Der Kölner Sozialdezernent Harald Rau zeigt sich kulturell unsensibel bei der Vorstellung der "Kojen-Räume" für Geflüchtete in der Messehalle. | Foto: Bopp

Köln | Kölns Sozialdezernent Harald Rau steht in der Kölner Messehalle 3. Er stellt die Unterbringung von 800 Menschen in einer von der Stadt Köln angemieteten Halle vor. Dort hat die Stadt, wie sie es nennt „Kojen-Räume“ geschaffen. Die Stadt Köln agiert dabei völlig instinktlos und stellt einen Weihnachtsbaum ab, obwohl dieser in der Ukraine keine Rolle spielt.

Die Kojen sind aus Stellwänden gebaut, wie sie aus dem Messebau bekannt sind. Darüber pechschwarz, die Hallendecke. Die ist schwarz gestrichen, wegen der Art Cologne. Darunter pechschwarzer Boden und die grüne Messehallen-Beschriftung. Eine Mülltonne steht neben der Rolltreppe. Ein unwirtlicher Raum. 800 Menschen werden hier mit der Rolltreppe herunterfahren und zum ersten Mal sehen, wo sie die nächsten Tage oder Wochen verbringen werden.

Es wird sie aber auch ein Weihnachtsbaum, der überbordend geschmückt ist, empfangen. Neben diesem hielt Kölns Sozialdezernent Harald Rau seine Rede, um auf die schwierige Situation der Stadt Köln hinzuweisen, alle Geflüchteten unterzubringen, denn die Stadt rechnet mit mehr als 15.000.

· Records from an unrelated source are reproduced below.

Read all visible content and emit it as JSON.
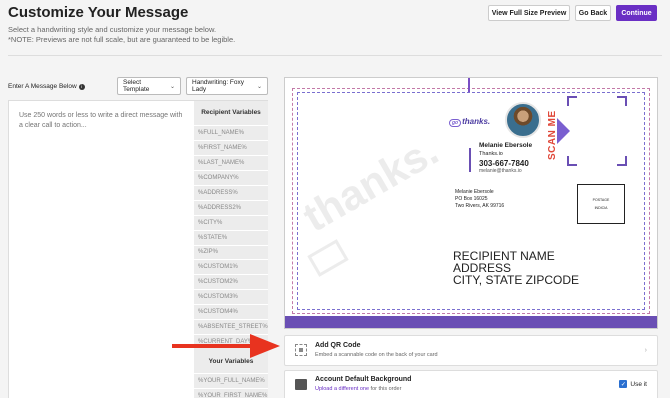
{
  "header": {
    "title": "Customize Your Message",
    "subtitle_line1": "Select a handwriting style and customize your message below.",
    "subtitle_line2": "*NOTE: Previews are not full scale, but are guaranteed to be legible.",
    "view_full_size_label": "View Full Size Preview",
    "go_back_label": "Go Back",
    "continue_label": "Continue"
  },
  "controls": {
    "enter_message_label": "Enter A Message Below",
    "template_select": "Select Template",
    "handwriting_select": "Handwriting: Foxy Lady"
  },
  "message": {
    "placeholder": "Use 250 words or less to write a direct message with a clear call to action..."
  },
  "recipient_variables": {
    "heading": "Recipient Variables",
    "items": [
      "%FULL_NAME%",
      "%FIRST_NAME%",
      "%LAST_NAME%",
      "%COMPANY%",
      "%ADDRESS%",
      "%ADDRESS2%",
      "%CITY%",
      "%STATE%",
      "%ZIP%",
      "%CUSTOM1%",
      "%CUSTOM2%",
      "%CUSTOM3%",
      "%CUSTOM4%",
      "%ABSENTEE_STREET%",
      "%CURRENT_DAY%"
    ]
  },
  "your_variables": {
    "heading": "Your Variables",
    "items": [
      "%YOUR_FULL_NAME%",
      "%YOUR_FIRST_NAME%"
    ]
  },
  "preview": {
    "logo_text": "thanks.",
    "logo_bubble": "go",
    "watermark": "thanks.",
    "sender_name": "Melanie Ebersole",
    "sender_site": "Thanks.io",
    "sender_phone": "303-667-7840",
    "sender_email": "melanie@thanks.io",
    "scan_me": "SCAN ME",
    "return_name": "Melanie Ebersole",
    "return_line1": "PO Box 16025",
    "return_line2": "Two Rivers, AK 99716",
    "postage_line1": "POSTAGE",
    "postage_line2": "INDICIA",
    "recipient_name": "RECIPIENT NAME",
    "recipient_address": "ADDRESS",
    "recipient_city": "CITY, STATE ZIPCODE"
  },
  "qr_option": {
    "title": "Add QR Code",
    "description": "Embed a scannable code on the back of your card"
  },
  "background_option": {
    "title": "Account Default Background",
    "link": "Upload a different one",
    "suffix": " for this order",
    "use_it_label": "Use it",
    "use_it_checked": true
  },
  "colors": {
    "accent": "#6a2fc4",
    "arrow": "#e8331f",
    "scan_me": "#e0483a"
  }
}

Was für ein Bild. Der adrett gekleidete Sozialdezernent neben dem güldenen Kitsch-Weihnachtsbaum mit orangenen Kugeln, dem Messe-Stehtisch und der Messe-Palme im Hintergrund. Trostloser geht es nicht mehr. Wer denkt sich bei der Stadt Köln solche Inszenierungen aus? Warum gibt es bei der Stadt Köln nicht einen einzigen Menschen in einer Stadtverwaltung mit mehr als 20.000 Mitarbeitenden, der einmal googelt? Oder die Stadtbibiliothek aufsucht?

Wie kulturell intolerant muss man sein, sich vor einem solchen Bild als Sozialdezernent zu präsentieren?

Als konstruktives Medium ist report-K aber gerne bereit für die Stadt Köln zu googeln. 800 Menschen vorrangig aus der Ukraine, die vor Krieg und Kälte fliehen werden wahrscheinlich in der Messehalle untergebracht.

Warum werden sie nicht, zur richtigen Zeit von einer „Didukh“, der traditionellen Weizengarbe, empfangen? Diese stellt das symbolische Opfer der Herbsternte dar. Ukrainer:innen schätzen und lieben ihre Weihnachtstraditionen, die sich von den europäischen Traditionen deutlich unterscheiden. Die Ukrainer:innen feiern, je nach Abstammung, Weihnachten nach dem gregorianischen und julianischen Kalender. Also entweder am 25. Dezember oder 7. Januar. Zwar gibt es eine Debatte in der ukrainischen Gesellschaft, ob der Termin auf den 25. Dezember vereinheitlicht werden soll, aber im Kriegsjahr wird dies nicht erfolgen.

Die ukrainischen Weihnachtstraditionen haben heidnischen Ursprung und gehen nicht so sehr auf die christliche Kultur zurück. Sie sind mit der Landwirtschaft eng verbunden. Statt Adventskranz und Weihnachtsbaum gibt es den „Didukh“. Das ist eine kunstvoll gebundene Weizengarbe, die mit Blumen und Bändern geschmückt ist.

Die Familie kommt zusammen. Das geht in diesem Kriegswinter nicht. Am Heiligen Abend versammelt sich die ukrainische Familie dann am Tisch, wenn der erste Stern am Himmel erschienen ist. Der Tisch ist mit 12 Tellern eingedeckt, die die 12 Apostel und die 12 Monate symbolisieren. Auch hier mischt sich christliche und heidnische Tradition. Da Ukrainer:innen 40 Tage vorher fasten, sollen die Gerichte mager sein. Fleisch kommt etwa erst wieder am ersten Feiertag auf den Tisch.

Vielleicht fällt der Stadtverwaltung ja noch ein wenig mehr ein für die geflüchteten Ukrainer:innen in der Messehalle, um sie nicht nur kulturell richtig zu begrüßen, sondern ihnen die schwere Kriegs- und Weihnachtszeit ein wenig leichter zu machen.